Like many of you, I have heard a lot about the General Data Protection Regulation (GDPR). Some may be asking isn't GDPR a European Union (EU) regulation? Well, it is; however it can affect US organizations. We all know that a small text file, known as a cookie, is created by a website and is stored on our computers. One way we have all seen a change is that we know websites are now asking us to attest the acceptance of cookies more frequently. Just today, I have had to accept 5 or 10 times. Recital 30 of GDPR states that a cookie, or other identifier, uniquely attributed to a device, and, therefore, capable of identifying an individual or treating them as unique even without identifying them, is personal data.
You may wonder, why do I have to consent so much; that answer is in Recital 32 of the GDPR. Recital 32 advocates that consent for cookies needs to have a clearer opt-in, or at the very least a soft opt-in, to ensure that landing on a site for the first time cookies should be blocked until the user takes some action that they understand cookies are being set.
Now that we understand a bit more about the cookie requirements, let's take a quick look at how GDPR may affect a U.S. organization. GDPR regulation applies to:
- The processing of personal data in the context of the activities of an establishment of a controller or a processor in the European Union, regardless of whether the processing takes place in the Union or not.
- The processing of personal data of data subjects who are in the Union by a controller or processor not established in the Union, where the processing activities are related to:
- Offering of goods or services, regardless of whether a payment of the data subject is required, to such data subjects in the Union; or
- Monitoring of their behavior as far as their behavior takes place within the Union.
- The processing of personal data by a controller not established in the Union, but in a place where Member State law applies by virtue of public international law.
Simply put, it applies to all companies processing, holding, or controlling the personal data of data subjects residing in the European Union, regardless of the company's location.
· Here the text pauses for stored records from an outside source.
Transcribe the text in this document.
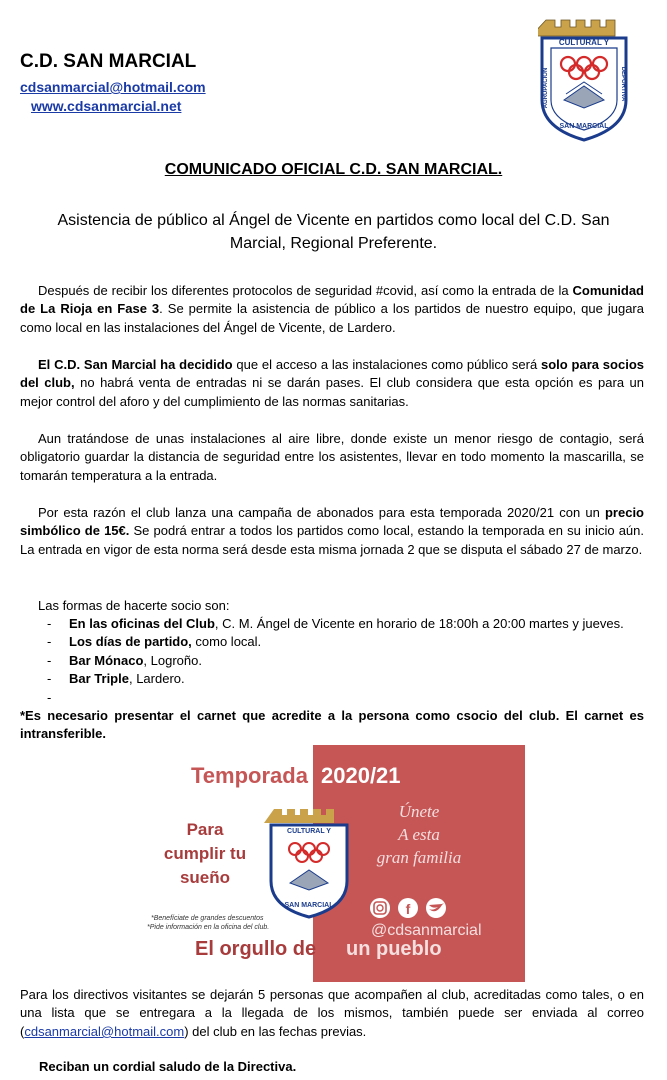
C.D. SAN MARCIAL
cdsanmarcial@hotmail.com
www.cdsanmarcial.net
CULTURAL Y
AGRUPACION	DEPORTIVA
SAN MARCIAL
COMUNICADO OFICIAL C.D. SAN MARCIAL.
Asistencia de público al Ángel de Vicente en partidos como local del C.D. San Marcial, Regional Preferente.
Después de recibir los diferentes protocolos de seguridad #covid, así como la entrada de la Comunidad de La Rioja en Fase 3. Se permite la asistencia de público a los partidos de nuestro equipo, que jugara como local en las instalaciones del Ángel de Vicente, de Lardero.
El C.D. San Marcial ha decidido que el acceso a las instalaciones como público será solo para socios del club, no habrá venta de entradas ni se darán pases. El club considera que esta opción es para un mejor control del aforo y del cumplimiento de las normas sanitarias.
Aun tratándose de unas instalaciones al aire libre, donde existe un menor riesgo de contagio, será obligatorio guardar la distancia de seguridad entre los asistentes, llevar en todo momento la mascarilla, se tomarán temperatura a la entrada.
Por esta razón el club lanza una campaña de abonados para esta temporada 2020/21 con un precio simbólico de 15€. Se podrá entrar a todos los partidos como local, estando la temporada en su inicio aún. La entrada en vigor de esta norma será desde esta misma jornada 2 que se disputa el sábado 27 de marzo.
Las formas de hacerte socio son:
- En las oficinas del Club, C. M. Ángel de Vicente en horario de 18:00h a 20:00 martes y jueves.
- Los días de partido, como local.
- Bar Mónaco, Logroño.
- Bar Triple, Lardero.
-
*Es necesario presentar el carnet que acredite a la persona como csocio del club. El carnet es intransferible.
Temporada 2020/21
Para
cumplir tu
sueño
Únete
A esta
gran familia
CULTURAL Y
SAN MARCIAL	f
@cdsanmarcial
*Benefíciate de grandes descuentos
*Pide información en la oficina del club.
El orgullo de un pueblo
Para los directivos visitantes se dejarán 5 personas que acompañen al club, acreditadas como tales, o en una lista que se entregara a la llegada de los mismos, también puede ser enviada al correo (cdsanmarcial@hotmail.com) del club en las fechas previas.
Reciban un cordial saludo de la Directiva.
You may be asking, is my organization a data processor or a data controller? GDPR defines the controller as a natural or legal person, public authority, agency or another body which, alone or jointly with others, determines the purposes and means of the processing of personal data. The processor is a natural or legal person, public authority, agency or another body that processes personal data on behalf of the controller. A simpler way of saying it is, a controller is a group that determines the purposes, conditions, and means of the processing of personal data, while the processor is an entity, which processes personal data on behalf of the controller.
Let's get a bit more granular with our look at GDPR and U.S. based organizations. The GDPR states, "applies to organizations located within the EU, but also applies to organizations located outside of the EU if they offer goods or services to, or monitor the behavior of, EU data subjects." It applies to all companies processing and holding the personal data of data subjects residing in the European Union, regardless of the company's location.
We must next look at Recital 23. Recital 23 states, "In order to determine whether such a controller or processor is offering goods or services to data subjects who are in the European Union, it should be ascertained whether it is apparent that the controller or processor envisages offering services to data subjects in one or more Member States in the Union. Whereas the mere accessibility of the controller's, processor's or an intermediary's website in the Union, of an email address or of other contact details, or the use of a language generally used in the third country where the controller is established, is insufficient to ascertain such intention, factors such as the use of a language or a currency generally used in one or more Member States with the possibility of ordering goods and services in that other language, or the mentioning of customers or users who are in the Union, may make it apparent that the controller envisages offering goods or services to data subjects in the Union."
The key is that it applies to EU data subjects and applies to all companies processing or holding the personal data of data subjects residing in the EU. To assist in determining whether GDPR affects your organization, you need to ascertain if your organization is offering services to data subjects in the EU or offering services only to US citizens that open accounts in the US and then travel abroad.